You must be partially illiterate since I’ve already said I went to doctors, and that I was recommended to see a chiropractor by at least one them, and that I experienced relief and long term correction for multiple accidents. Not just relief, but instant relief, from realigning the vertebrae from a position that created nerve entrapments. The mechanics of chiropractic and how they work is not difficult to understand. If any of these scientists were messed up badly enough to need one, they would also draw different conclusions.
edit: and yes, I do trust my own observations about the presence of pain and its elimination from my own body. I don’t need scientists or doctors to tell me that it didn’t actually happen. I was there.
As far as I’m concerned, you’re the ignorant one here. If you ever need chiropractic and decide not to get it because a group of people told you it’s worthless, I’m fine with it. I don’t have to live with any pain you may suffer from in the future or your decisions how to manage it.
And I’m not sure what you’re wishing me luck on, because due to my decision making, I’m pain free with full mobility, with exception for ringing in the ears, for which there is no cure at the moment, but I do use scientifically based hearing aids that play scientifically based disruption tones that work about 60% of the time, prescribed by my doctors and paid by my medical insurance. And I don’t avoid hospitals or other nonsense you’re projecting. Everything you’ve said is disposable.

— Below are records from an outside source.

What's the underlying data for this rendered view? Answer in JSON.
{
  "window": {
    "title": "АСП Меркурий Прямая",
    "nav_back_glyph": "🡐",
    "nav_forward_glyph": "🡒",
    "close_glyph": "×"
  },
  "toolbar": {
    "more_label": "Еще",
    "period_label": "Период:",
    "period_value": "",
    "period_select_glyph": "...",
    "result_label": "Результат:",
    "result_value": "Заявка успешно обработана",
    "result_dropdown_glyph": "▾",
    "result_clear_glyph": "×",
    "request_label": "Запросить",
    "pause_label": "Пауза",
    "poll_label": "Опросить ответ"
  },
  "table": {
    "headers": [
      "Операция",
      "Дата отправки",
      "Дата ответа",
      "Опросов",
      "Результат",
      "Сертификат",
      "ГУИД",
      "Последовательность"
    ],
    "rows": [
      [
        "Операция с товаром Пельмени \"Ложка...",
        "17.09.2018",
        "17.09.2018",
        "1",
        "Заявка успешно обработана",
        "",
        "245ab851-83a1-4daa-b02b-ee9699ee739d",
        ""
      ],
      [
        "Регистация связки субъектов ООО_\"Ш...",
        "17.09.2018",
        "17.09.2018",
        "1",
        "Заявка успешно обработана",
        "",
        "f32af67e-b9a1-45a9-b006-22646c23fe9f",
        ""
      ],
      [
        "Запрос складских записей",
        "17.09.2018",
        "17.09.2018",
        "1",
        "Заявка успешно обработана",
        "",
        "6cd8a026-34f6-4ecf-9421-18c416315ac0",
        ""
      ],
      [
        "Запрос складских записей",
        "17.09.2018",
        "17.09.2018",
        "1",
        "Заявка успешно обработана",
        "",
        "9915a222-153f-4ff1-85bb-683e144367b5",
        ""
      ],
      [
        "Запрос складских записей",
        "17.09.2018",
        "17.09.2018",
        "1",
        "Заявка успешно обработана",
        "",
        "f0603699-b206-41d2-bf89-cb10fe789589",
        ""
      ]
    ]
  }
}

Vertebral subluxation isn’t a thing. Chiropractors made it up. You might have had a dislocation, but subluxation is oogy boogy words.

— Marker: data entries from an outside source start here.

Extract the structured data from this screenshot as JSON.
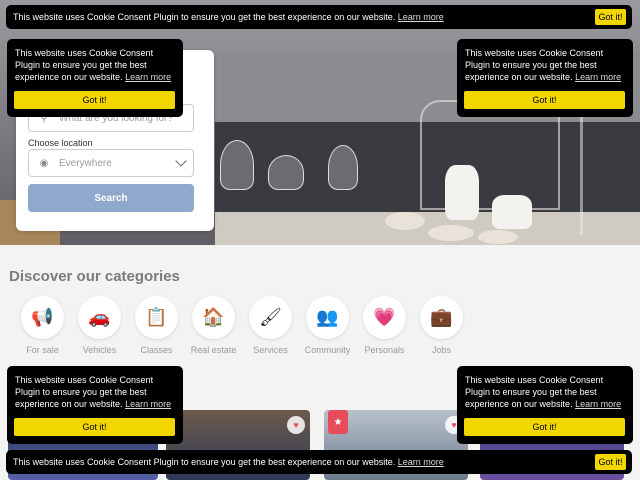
{
  "search": {
    "query_placeholder": "What are you looking for?",
    "location_label": "Choose location",
    "location_value": "Everywhere",
    "search_button": "Search"
  },
  "categories": {
    "title": "Discover our categories",
    "items": [
      {
        "label": "For sale",
        "icon": "megaphone-icon",
        "glyph": "📢"
      },
      {
        "label": "Vehicles",
        "icon": "car-icon",
        "glyph": "🚗"
      },
      {
        "label": "Classes",
        "icon": "chalkboard-icon",
        "glyph": "📋"
      },
      {
        "label": "Real estate",
        "icon": "house-icon",
        "glyph": "🏠"
      },
      {
        "label": "Services",
        "icon": "paint-roller-icon",
        "glyph": "🖌"
      },
      {
        "label": "Community",
        "icon": "people-icon",
        "glyph": "👥"
      },
      {
        "label": "Personals",
        "icon": "heart-magnifier-icon",
        "glyph": "💗"
      },
      {
        "label": "Jobs",
        "icon": "briefcase-icon",
        "glyph": "💼"
      }
    ]
  },
  "cookie": {
    "message": "This website uses Cookie Consent Plugin to ensure you get the best experience on our website.",
    "learn_more": "Learn more",
    "got_it": "Got it!"
  },
  "colors": {
    "accent_yellow": "#f1d600",
    "search_button": "#8fa8cc",
    "badge_red": "#e74c5a"
  }
}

Chiropractors DO have some evidence that they can provide short term, immediate pain relief for back pain. However, physical therapy and exercise after an adjustment is necessary or you have to see a Chiro forever.
Also a PT or DO can do the same kinds of manipulations with an actual medical degree.

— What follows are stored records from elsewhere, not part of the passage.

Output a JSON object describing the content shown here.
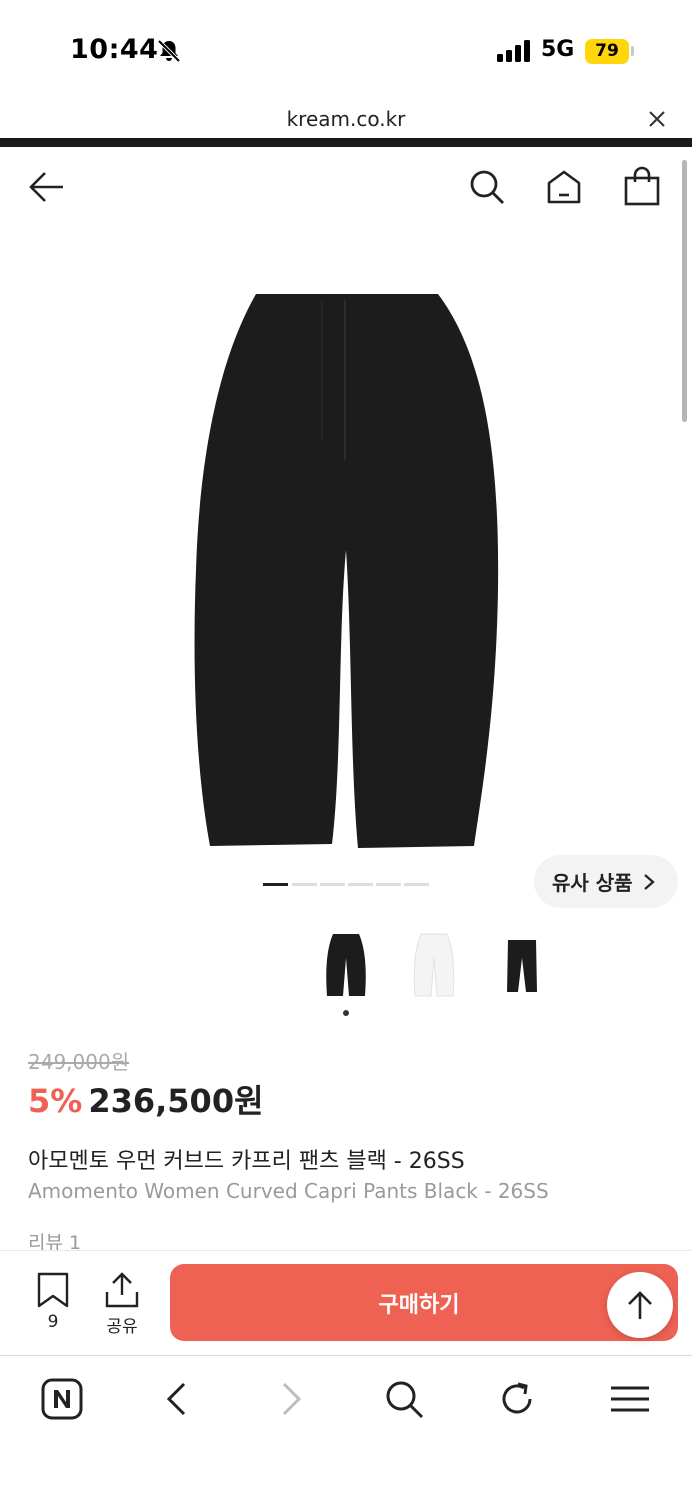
{
  "status_bar": {
    "time": "10:44",
    "network": "5G",
    "battery": "79",
    "icons": [
      "bell-slash-icon",
      "signal-bars-icon",
      "battery-icon"
    ]
  },
  "browser": {
    "url": "kream.co.kr",
    "toolbar_icons": [
      "naver-icon",
      "back-arrow-icon",
      "forward-arrow-icon",
      "search-icon",
      "refresh-icon",
      "menu-icon"
    ]
  },
  "header": {
    "icons": [
      "back-arrow-icon",
      "search-icon",
      "home-icon",
      "shopping-bag-icon"
    ]
  },
  "product": {
    "image_count": 6,
    "active_image": 1,
    "similar_label": "유사 상품",
    "thumbnails": [
      "black",
      "white",
      "black-capri"
    ],
    "original_price": "249,000원",
    "discount": "5%",
    "price": "236,500원",
    "title_ko": "아모멘토 우먼 커브드 카프리 팬츠 블랙 - 26SS",
    "title_en": "Amomento Women Curved Capri Pants Black - 26SS",
    "review_label": "리뷰 1"
  },
  "actions": {
    "bookmark_count": "9",
    "share_label": "공유",
    "buy_label": "구매하기"
  },
  "colors": {
    "accent": "#ef6253",
    "battery": "#ffd60a",
    "text": "#222222",
    "muted": "#9a9a9a"
  }
}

edit: and if PTs and DOs are doing the same adjustments, then the adjustments are a legitimate therapy when done correctly, regardless of who is doing them, unless you’re saying PTs and DOs are also illegitimate. Your argument is nonsense.
That is ridiculous characterization of people who go through formal education to learn their craft. You are a fucking idiot.
Apparently 4-7 years of education and clinical practice at an average of $120,000 or more is equivalent to watching a few youtube videos. Only a dumbass would think something like that.
Not to mention that chiropractors are licensed by state medical boards. Get the fuck outta here with that nonsense.
And you’re still completely wrong about subluxation being a made up word. That post from Cleveland Clinic explains the difference to you, and the NIH link goes into thorough descriptions of it.
Hmmm, which should I rely on, Cleveland Clinic and NIH, or some idiot who couldn’t be bothered to look up the big words before saying they aren’t real? Gee, let me think.
But then again, you’re probably not competent enough to read the NIH discussion and understand it.
I also love how the goalposts have been moved from “chiropractic techniques are ineffective and have no value” to “well actually those same techniques are effective and legitimate when done by certain people.” That is hilarious!
What’s sad is that after 25+ years of having these arguments, you knuckleheads haven’t come up with anything original.
I recently learned that chiropractors in Switzerland are very different. They are all medical doctors and need to fulfill strict requirements so they can work as chiropractor. It is also a common thing here to go to chiropractors and I have never heard of any accidents.
those are 'licensed physical therapists'.. the few good things that might be attributed to chiropractors are ready done by actual medical professionals... even here in the u.s.
the difference is, we allow quacks to pretend to be 'doctors' here. a certain subset of the population are drawn to the homeopathic, pseudo-science nature of it.